Martha Gellhorn with her then-husband Ernest Hemingway, pheasant hunting in Sun Valley, ID, 1940. Photo by Robert Capa/Magnum Photos.

Martha Gellhorn 20th Century war reporter, travel writer and trail-blazer as a freelance female journalist embedded among men in conflict zones.  Not only that but she cut a sartorial figure doing so, and conveniently left a photo trail of evidence in some pretty remarkable places with remarkable people.

 Whatever your take on looking good in the field, Gellhorn was well known for her insistence on glamour and well-cut attire no matter where she was. Despite this tall order on her part she must have had some great strategy for packing--she never looks out of place in these photos and occupies the same realm as the men do, right in the action.

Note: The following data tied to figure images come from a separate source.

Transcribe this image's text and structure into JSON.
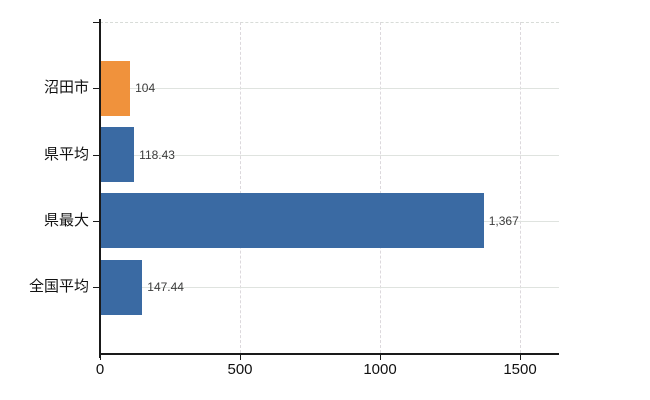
{
  "chart_data": {
    "type": "bar",
    "orientation": "horizontal",
    "title": "",
    "categories": [
      "沼田市",
      "県平均",
      "県最大",
      "全国平均"
    ],
    "values": [
      104,
      118.43,
      1367,
      147.44
    ],
    "value_labels": [
      "104",
      "118.43",
      "1,367",
      "147.44"
    ],
    "series": [
      {
        "name": "",
        "values": [
          104,
          118.43,
          1367,
          147.44
        ]
      }
    ],
    "highlight_index": 0,
    "x_tick_labels": [
      "0",
      "500",
      "1000",
      "1500"
    ],
    "x_tick_values": [
      0,
      500,
      1000,
      1500
    ],
    "xlim": [
      0,
      1640
    ],
    "grid": true,
    "legend": "none",
    "colors": {
      "highlight_bar": "#f0923c",
      "default_bar": "#3a6aa3",
      "axis": "#1a1a1a",
      "gridline_h": "#dfe3df",
      "gridline_v": "#dcd8dc",
      "value_label": "#3c3c3c",
      "category_label": "#111111",
      "background": "#ffffff"
    }
  }
}
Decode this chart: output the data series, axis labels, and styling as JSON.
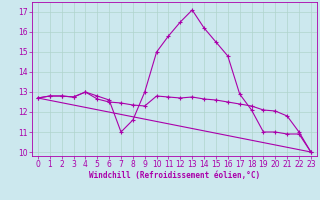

The photo of her hunting, for instance; there is not much difference between dressing for a bird shoot or dressing to go birding. You want to be warm, keep your feet dry, and have room somewhere for your gear. She's got on a classic blazer, wool pants, boots and a leather strap hip bag. She is right out of a Filson catalog.

Gellhorn is very much a woman, but by no means marginalized because of dress or sex. These photos of her in the field show a woman in the thick of it and looking dazzling while doing so.

Martha Gellhorn, far left, in during the Sino-Japanese World War 1941. Photo courtesy of the John F. Kennedy Presidential Museum and Library.